Então, de repente, estava inteiro de novo. Ele, Mai e Fortunato estavam num corredor que era iluminado levemente por grandes células fosforescentes azuis e verdes no teto e paredes translúcidos. Rebentos pegajosos corriam por baixo dos pés deles, provavelmente conduítes para o que era usado como sangue e nutrientes da coisa. O ar era quente e totalmente úmido e cheirava a estufa apodrecendo. Seu teor de oxigênio era suficiente para deixar Brennan tonto até ele ajustar a respiração. Sentia-se leve nos pés, embora houvesse um empuxo gravitacional nítido. A Mãe do Enxame, ele percebeu, devia estar girando, produzindo gravidade artificial que era necessária para o crescimento orgânico direcionado.

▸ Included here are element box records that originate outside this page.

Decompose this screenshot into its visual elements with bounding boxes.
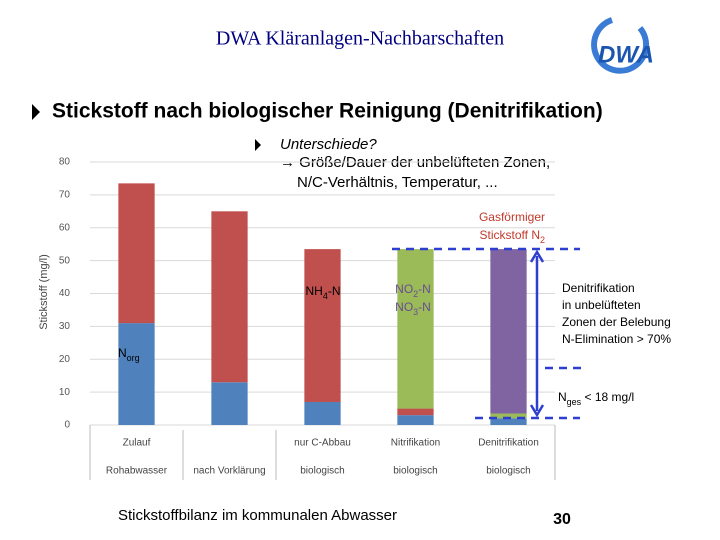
subscript: 3 [413, 307, 418, 317]
x-tick-label: nur C-Abbau [294, 438, 351, 449]
header: DWA Kläranlagen-Nachbarschaften [216, 28, 504, 50]
annotation: Denitrifikation [562, 281, 635, 295]
annotation-text: < 18 mg/l [581, 390, 634, 404]
bar-segment [490, 418, 527, 425]
bar-segment [397, 415, 434, 425]
annotation-text: Stickstoff N [480, 228, 540, 242]
annotation-text: NH [305, 284, 322, 298]
annotation-text: in unbelüfteten [562, 298, 641, 312]
bullet-icon [255, 139, 261, 151]
x-group-label: biologisch [393, 466, 437, 477]
annotation-text: N-Elimination > 70% [562, 332, 671, 346]
annotation-text: NO [395, 282, 413, 296]
annotation-text: Zonen der Belebung [562, 315, 671, 329]
y-axis-label: Stickstoff (mg/l) [38, 254, 50, 330]
bar-segment [397, 249, 434, 409]
y-tick-label: 0 [64, 420, 70, 431]
annotation: Norg [118, 346, 140, 363]
annotation: Zonen der Belebung [562, 315, 671, 329]
bar-segment [490, 249, 527, 414]
annotation-text: -N [328, 284, 341, 298]
logo-arc [591, 17, 650, 74]
bar-segment [490, 413, 527, 419]
annotation: Gasförmiger [479, 210, 545, 224]
subscript: 2 [413, 289, 418, 299]
bar-segment [304, 249, 341, 402]
annotation: NH4-N [305, 284, 340, 301]
y-tick-label: 80 [59, 157, 71, 168]
annotation: in unbelüfteten [562, 298, 641, 312]
bullet: Unterschiede? [280, 136, 377, 153]
x-group-label: Rohabwasser [106, 466, 168, 477]
annotation-text: -N [418, 282, 431, 296]
y-tick-label: 50 [59, 255, 71, 266]
annotation-text: Denitrifikation [562, 281, 635, 295]
x-tick-label: Zulauf [123, 438, 151, 449]
guides [392, 247, 582, 420]
logo: DWA [598, 41, 654, 68]
y-tick-label: 10 [59, 387, 71, 398]
x-group-label: nach Vorklärung [193, 466, 265, 477]
subscript: 2 [540, 235, 545, 245]
subscript: org [127, 353, 140, 363]
bar-segment [118, 323, 155, 425]
annotation-text: NO [395, 300, 413, 314]
x-group-label: biologisch [486, 466, 530, 477]
x-tick-label: Denitrifikation [478, 438, 539, 449]
annotation: Nges < 18 mg/l [558, 390, 634, 407]
bar-segment [118, 183, 155, 324]
y-tick-label: 20 [59, 354, 71, 365]
subscript: 4 [323, 291, 328, 301]
annotation: Stickstoff N2 [480, 228, 545, 245]
annotation-text: Gasförmiger [479, 210, 545, 224]
annotation: NO3-N [395, 300, 431, 317]
y-tick-label: 40 [59, 288, 71, 299]
annotation-text: N [118, 346, 127, 360]
annotation-text: N [558, 390, 567, 404]
annotation-text: -N [418, 300, 431, 314]
x-tick-label: Nitrifikation [391, 438, 440, 449]
annotation: N-Elimination > 70% [562, 332, 671, 346]
bullet-line: N/C-Verhältnis, Temperatur, ... [297, 174, 498, 191]
y-tick-label: 60 [59, 222, 71, 233]
bar-segment [211, 211, 248, 383]
bullet-icon [32, 104, 40, 120]
plot: 0 10 20 30 40 50 60 70 80 Zulauf Rohabwasser nach V… [59, 157, 556, 480]
bar-segment [304, 401, 341, 425]
heading: Stickstoff nach biologischer Reinigung (… [52, 100, 603, 123]
y-tick-label: 70 [59, 190, 71, 201]
annotation: NO2-N [395, 282, 431, 299]
x-group-label: biologisch [300, 466, 344, 477]
y-tick-label: 30 [59, 321, 71, 332]
arrow-heads [529, 249, 545, 418]
bar-segment [397, 408, 434, 416]
subscript: ges [567, 397, 582, 407]
page-number: 30 [553, 511, 571, 528]
bar-segment [211, 382, 248, 425]
footer: Stickstoffbilanz im kommunalen Abwasser [118, 507, 397, 524]
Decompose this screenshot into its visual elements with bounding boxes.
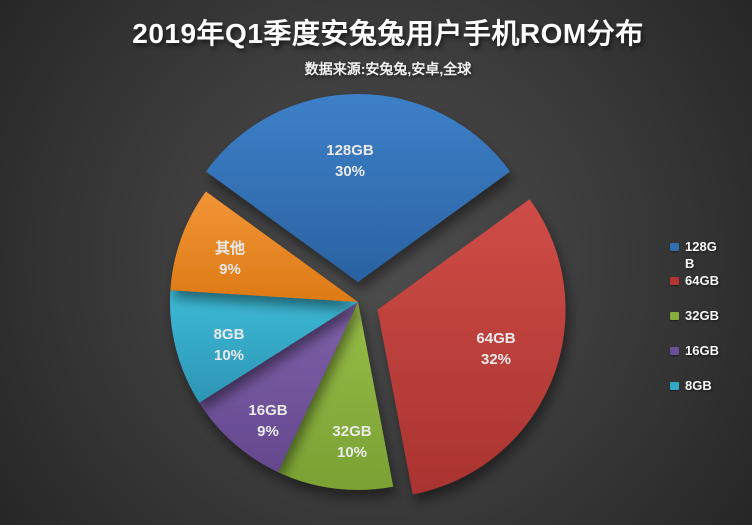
chart-subtitle: 数据来源:安兔兔,安卓,全球 [304, 61, 472, 77]
legend-item-16gb: 16GB [670, 342, 744, 359]
legend-label-64gb: 64GB [685, 273, 719, 288]
legend-item-32gb: 32GB [670, 307, 744, 324]
legend-swatch-8gb [670, 382, 679, 390]
legend-label-128gb: 128G B [685, 239, 717, 271]
chart-header: 2019年Q1季度安兔兔用户手机ROM分布 数据来源:安兔兔,安卓,全球 [0, 12, 752, 79]
legend-item-8gb: 8GB [670, 377, 744, 394]
slice-pct-32gb: 10% [337, 444, 367, 461]
legend: 128G B 64GB 32GB 16GB 8GB [670, 238, 744, 394]
legend-label-32gb: 32GB [685, 308, 719, 323]
pie-slice-32gb [277, 302, 394, 491]
legend-label-8gb: 8GB [685, 378, 712, 393]
slice-label-other: 其他 [215, 239, 245, 257]
slice-pct-8gb: 10% [214, 347, 244, 364]
slice-pct-64gb: 32% [481, 351, 511, 368]
slice-label-32gb: 32GB [332, 423, 371, 440]
pie-slice-128gb [205, 93, 511, 282]
pie-slice-16gb [199, 302, 358, 473]
legend-swatch-128gb [670, 243, 679, 251]
slice-label-128gb: 128GB [326, 142, 374, 159]
pie-slice-64gb [377, 199, 566, 495]
legend-swatch-32gb [670, 312, 679, 320]
legend-label-16gb: 16GB [685, 343, 719, 358]
legend-swatch-64gb [670, 277, 679, 285]
legend-item-128gb: 128G B [670, 238, 744, 272]
slice-pct-128gb: 30% [335, 163, 365, 180]
slice-label-8gb: 8GB [214, 326, 245, 343]
pie-slice-8gb [170, 290, 358, 403]
chart-title: 2019年Q1季度安兔兔用户手机ROM分布 [132, 18, 644, 49]
slice-label-16gb: 16GB [248, 402, 287, 419]
slice-pct-other: 9% [219, 261, 241, 278]
slice-label-64gb: 64GB [476, 330, 515, 347]
slice-pct-16gb: 9% [257, 423, 279, 440]
legend-swatch-16gb [670, 347, 679, 355]
pie-slice-other [170, 191, 358, 302]
legend-item-64gb: 64GB [670, 272, 744, 289]
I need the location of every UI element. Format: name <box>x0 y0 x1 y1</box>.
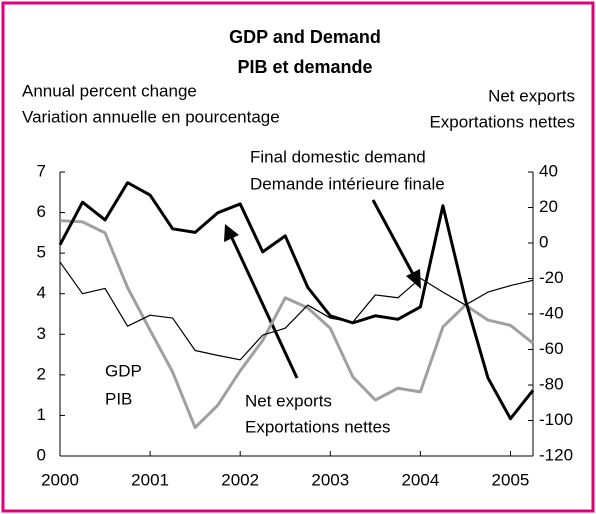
y2-tick-label: -40 <box>539 303 564 322</box>
x-tick-label: 2004 <box>401 470 439 489</box>
x-tick-label: 2002 <box>221 470 259 489</box>
y-tick-label: 6 <box>37 202 46 221</box>
annotation: Net exports <box>245 391 332 410</box>
annotation: GDP <box>105 361 142 380</box>
y2-axis-label: Net exports <box>488 86 575 105</box>
arrow <box>371 199 416 277</box>
y-tick-label: 0 <box>37 445 46 464</box>
x-tick-label: 2005 <box>492 470 530 489</box>
y2-tick-label: -100 <box>539 410 573 429</box>
y2-tick-label: -80 <box>539 374 564 393</box>
y-tick-label: 1 <box>37 405 46 424</box>
arrow <box>230 237 299 379</box>
series-line <box>58 181 535 421</box>
arrows <box>224 199 421 379</box>
y2-tick-label: -20 <box>539 268 564 287</box>
y-tick-label: 4 <box>37 283 46 302</box>
x-tick-label: 2000 <box>41 470 79 489</box>
chart-title: GDP and Demand <box>229 27 381 47</box>
arrow-head <box>224 224 239 242</box>
y-tick-label: 3 <box>37 324 46 343</box>
annotation: Exportations nettes <box>245 417 391 436</box>
y2-tick-label: 0 <box>539 232 548 251</box>
x-tick-label: 2003 <box>311 470 349 489</box>
series-line <box>59 261 534 361</box>
x-tick-label: 2001 <box>131 470 169 489</box>
y2-tick-label: -60 <box>539 339 564 358</box>
y-tick-label: 5 <box>37 243 46 262</box>
series-line <box>59 219 534 430</box>
y-axis-label: Variation annuelle en pourcentage <box>22 107 280 126</box>
y2-tick-label: 40 <box>539 161 558 180</box>
y-tick-label: 7 <box>37 161 46 180</box>
chart-subtitle: PIB et demande <box>237 57 372 77</box>
y2-tick-label: 20 <box>539 197 558 216</box>
arrow-head <box>406 269 421 289</box>
y2-axis-label: Exportations nettes <box>429 112 575 131</box>
annotation: Final domestic demand <box>250 147 426 166</box>
annotation: Demande intérieure finale <box>250 174 445 193</box>
annotation: PIB <box>105 389 132 408</box>
y2-tick-label: -120 <box>539 445 573 464</box>
y-tick-label: 2 <box>37 364 46 383</box>
y-axis-label: Annual percent change <box>22 81 197 100</box>
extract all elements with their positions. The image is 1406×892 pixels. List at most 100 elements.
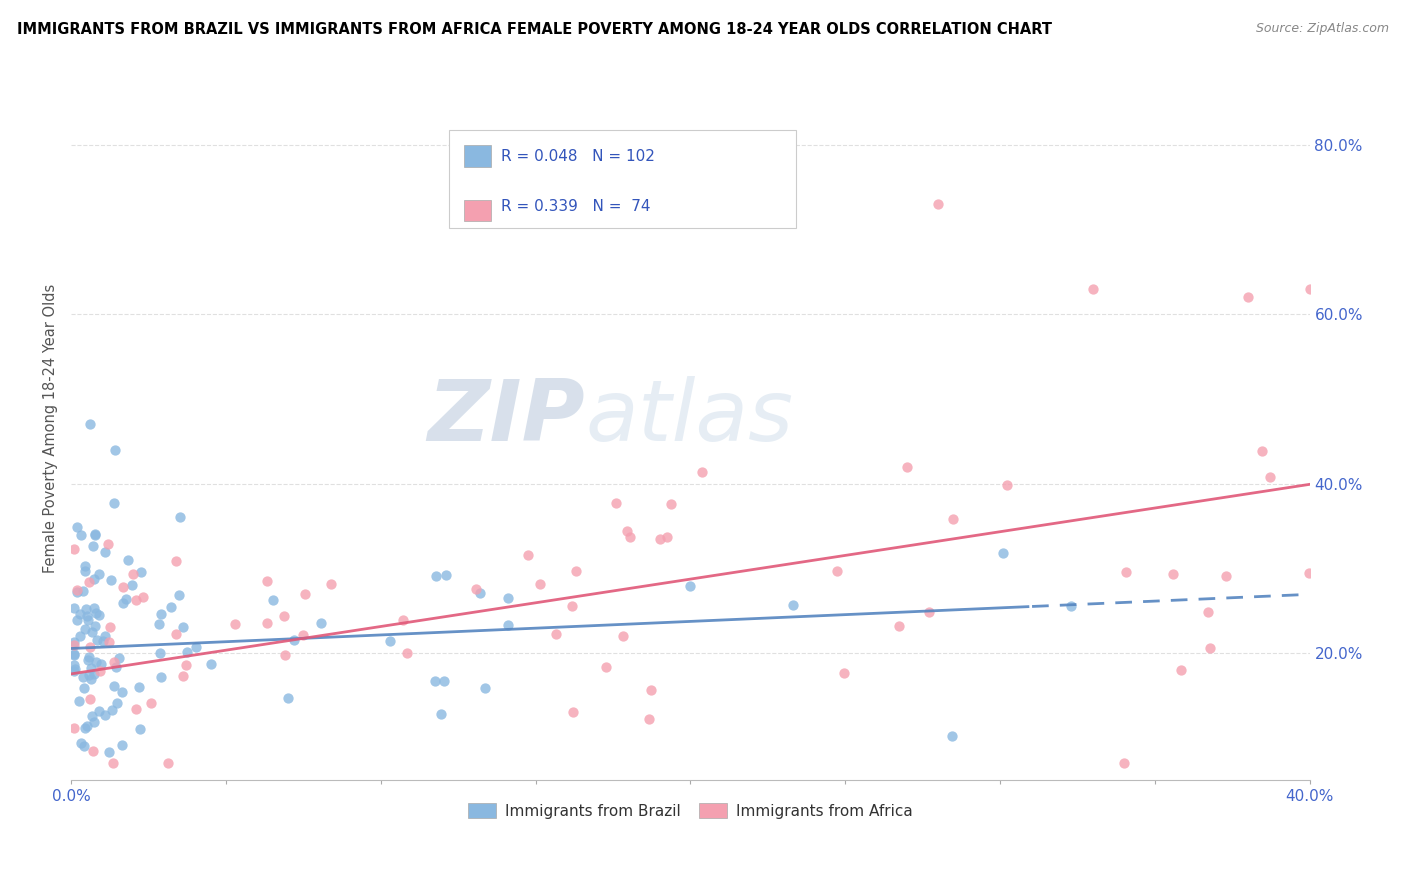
- Africa: [1236, 290, 1258, 304]
- Africa: [103, 655, 125, 669]
- Brazil: [83, 666, 105, 681]
- Africa: [121, 567, 143, 582]
- Brazil: [87, 704, 110, 718]
- Brazil: [65, 585, 87, 599]
- Brazil: [63, 664, 86, 678]
- Africa: [89, 664, 111, 678]
- Text: Source: ZipAtlas.com: Source: ZipAtlas.com: [1256, 22, 1389, 36]
- Brazil: [100, 573, 122, 587]
- Brazil: [77, 613, 100, 627]
- Africa: [1112, 756, 1135, 770]
- Africa: [595, 659, 617, 673]
- Africa: [131, 590, 153, 604]
- Text: R = 0.048   N = 102: R = 0.048 N = 102: [501, 149, 655, 164]
- Africa: [517, 548, 540, 562]
- Africa: [111, 580, 134, 594]
- Africa: [825, 565, 848, 579]
- Africa: [63, 721, 86, 735]
- Brazil: [94, 708, 117, 723]
- Africa: [395, 647, 418, 661]
- Brazil: [63, 601, 86, 615]
- Text: R = 0.339   N =  74: R = 0.339 N = 74: [501, 199, 651, 214]
- Africa: [63, 541, 86, 556]
- Legend: Immigrants from Brazil, Immigrants from Africa: Immigrants from Brazil, Immigrants from …: [463, 797, 918, 824]
- Africa: [561, 599, 583, 614]
- Brazil: [77, 650, 100, 665]
- Brazil: [75, 623, 97, 637]
- Africa: [66, 583, 89, 598]
- Africa: [1115, 565, 1137, 579]
- Brazil: [149, 607, 172, 621]
- FancyBboxPatch shape: [464, 145, 491, 167]
- Africa: [605, 496, 627, 510]
- Brazil: [63, 634, 86, 648]
- Brazil: [83, 601, 105, 615]
- Brazil: [167, 588, 190, 602]
- Brazil: [103, 496, 125, 510]
- Brazil: [84, 528, 107, 542]
- Brazil: [66, 520, 89, 534]
- Africa: [546, 627, 568, 641]
- Brazil: [121, 578, 143, 592]
- Brazil: [94, 545, 117, 559]
- Brazil: [150, 670, 173, 684]
- Africa: [98, 620, 121, 634]
- Brazil: [200, 657, 222, 671]
- Brazil: [70, 736, 93, 750]
- Brazil: [110, 738, 132, 752]
- Brazil: [176, 645, 198, 659]
- Africa: [561, 705, 583, 719]
- Brazil: [148, 616, 170, 631]
- Brazil: [283, 632, 305, 647]
- Africa: [79, 692, 101, 706]
- Brazil: [83, 619, 105, 633]
- Brazil: [76, 608, 98, 623]
- Brazil: [84, 606, 107, 620]
- Africa: [619, 530, 641, 544]
- Brazil: [69, 607, 91, 621]
- Brazil: [104, 660, 127, 674]
- Brazil: [82, 540, 104, 554]
- Brazil: [79, 417, 101, 432]
- Brazil: [128, 680, 150, 694]
- Brazil: [117, 553, 139, 567]
- Africa: [1258, 470, 1281, 484]
- Text: IMMIGRANTS FROM BRAZIL VS IMMIGRANTS FROM AFRICA FEMALE POVERTY AMONG 18-24 YEAR: IMMIGRANTS FROM BRAZIL VS IMMIGRANTS FRO…: [17, 22, 1052, 37]
- Brazil: [159, 600, 181, 615]
- Text: ZIP: ZIP: [427, 376, 585, 459]
- Brazil: [1060, 599, 1083, 614]
- Brazil: [63, 658, 86, 673]
- Brazil: [73, 739, 96, 753]
- Brazil: [149, 646, 172, 660]
- Brazil: [423, 673, 446, 688]
- Africa: [125, 701, 148, 715]
- Brazil: [97, 746, 120, 760]
- Brazil: [73, 681, 96, 696]
- Brazil: [67, 694, 90, 708]
- Brazil: [169, 510, 191, 524]
- Africa: [1298, 566, 1320, 581]
- Africa: [98, 635, 121, 649]
- Africa: [125, 592, 148, 607]
- Brazil: [69, 629, 91, 643]
- Brazil: [70, 528, 93, 542]
- Brazil: [93, 629, 115, 643]
- Africa: [1170, 663, 1192, 677]
- Africa: [82, 744, 104, 758]
- Brazil: [65, 613, 87, 627]
- Brazil: [84, 526, 107, 541]
- Africa: [655, 531, 678, 545]
- Africa: [97, 537, 120, 551]
- Brazil: [110, 684, 132, 698]
- Brazil: [474, 681, 496, 695]
- Brazil: [309, 615, 332, 630]
- Brazil: [103, 679, 125, 693]
- Africa: [256, 615, 278, 630]
- Brazil: [72, 583, 94, 598]
- Brazil: [131, 565, 153, 579]
- Africa: [1215, 569, 1237, 583]
- Africa: [63, 639, 86, 653]
- Africa: [889, 619, 911, 633]
- Africa: [1250, 443, 1272, 458]
- Africa: [292, 628, 315, 642]
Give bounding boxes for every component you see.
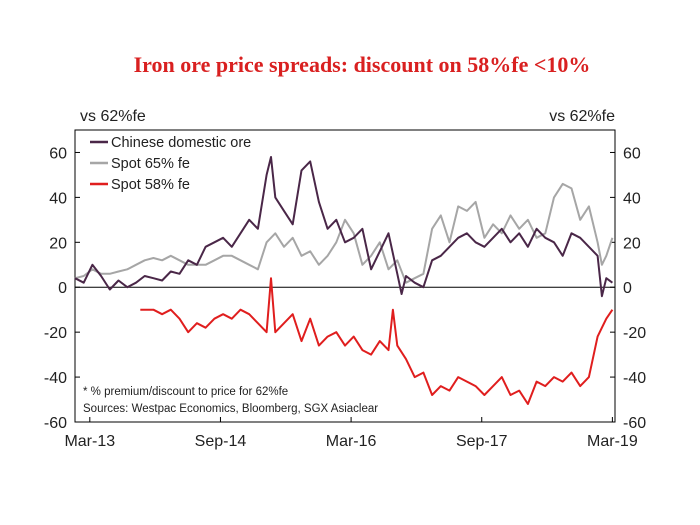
legend: Chinese domestic ore Spot 65% fe Spot 58… xyxy=(90,135,251,193)
series-line-chinese-domestic-ore xyxy=(74,156,613,298)
series-line-spot-65-fe xyxy=(74,182,614,284)
series-line-spot-58-fe xyxy=(140,277,614,405)
right-y-tick-label: -60 xyxy=(623,415,646,432)
left-y-tick-label: 40 xyxy=(49,190,67,207)
x-tick-label: Sep-14 xyxy=(195,433,247,450)
legend-label-spot-58-fe: Spot 58% fe xyxy=(111,177,190,193)
x-tick-label: Mar-19 xyxy=(587,433,638,450)
right-y-tick-label: -20 xyxy=(623,325,646,342)
right-y-tick-label: 60 xyxy=(623,145,641,162)
plot-frame xyxy=(74,129,616,423)
x-tick-label: Mar-13 xyxy=(64,433,115,450)
chart-title: Iron ore price spreads: discount on 58%f… xyxy=(134,52,591,77)
left-axis-label: vs 62%fe xyxy=(80,108,146,125)
right-y-tick-label: 20 xyxy=(623,235,641,252)
left-y-tick-label: 20 xyxy=(49,235,67,252)
footnote: * % premium/discount to price for 62%fe xyxy=(83,386,288,398)
legend-label-spot-65-fe: Spot 65% fe xyxy=(111,156,190,172)
series-lines xyxy=(74,156,614,405)
x-tick-label: Mar-16 xyxy=(326,433,377,450)
left-y-tick-label: -60 xyxy=(44,415,67,432)
right-y-tick-label: 40 xyxy=(623,190,641,207)
x-ticks: Mar-13 Sep-14 Mar-16 Sep-17 Mar-19 xyxy=(64,417,638,450)
left-y-tick-label: 60 xyxy=(49,145,67,162)
legend-label-chinese-domestic-ore: Chinese domestic ore xyxy=(111,135,251,151)
left-y-tick-label: -40 xyxy=(44,370,67,387)
right-y-tick-label: -40 xyxy=(623,370,646,387)
left-y-ticks: -60 -40 -20 0 20 40 60 xyxy=(44,145,80,432)
right-y-ticks: -60 -40 -20 0 20 40 60 xyxy=(610,145,646,432)
left-y-tick-label: -20 xyxy=(44,325,67,342)
right-y-tick-label: 0 xyxy=(623,280,632,297)
sources-note: Sources: Westpac Economics, Bloomberg, S… xyxy=(83,403,378,415)
left-y-tick-label: 0 xyxy=(58,280,67,297)
x-tick-label: Sep-17 xyxy=(456,433,508,450)
right-axis-label: vs 62%fe xyxy=(549,108,615,125)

— Vocês estão bem? — perguntou aos companheiros.
Mai concordou com a cabeça, mas Fortunato estava respirando com força. Seu rosto era uma máscara cinzenta.
— O… maricas do espaço estava certo… — ofegou. — Foi pesado. — Suas mãos tremiam enquanto enfiava o deslocador na mochila.
— Relaxe — Brennan começou, e ficou em silêncio.
De algum lugar adiante, no corredor que se deformava e ondulava, veio um som imenso de sucção.
— Que caminho devemos tomar? — Brennan perguntou em voz baixa.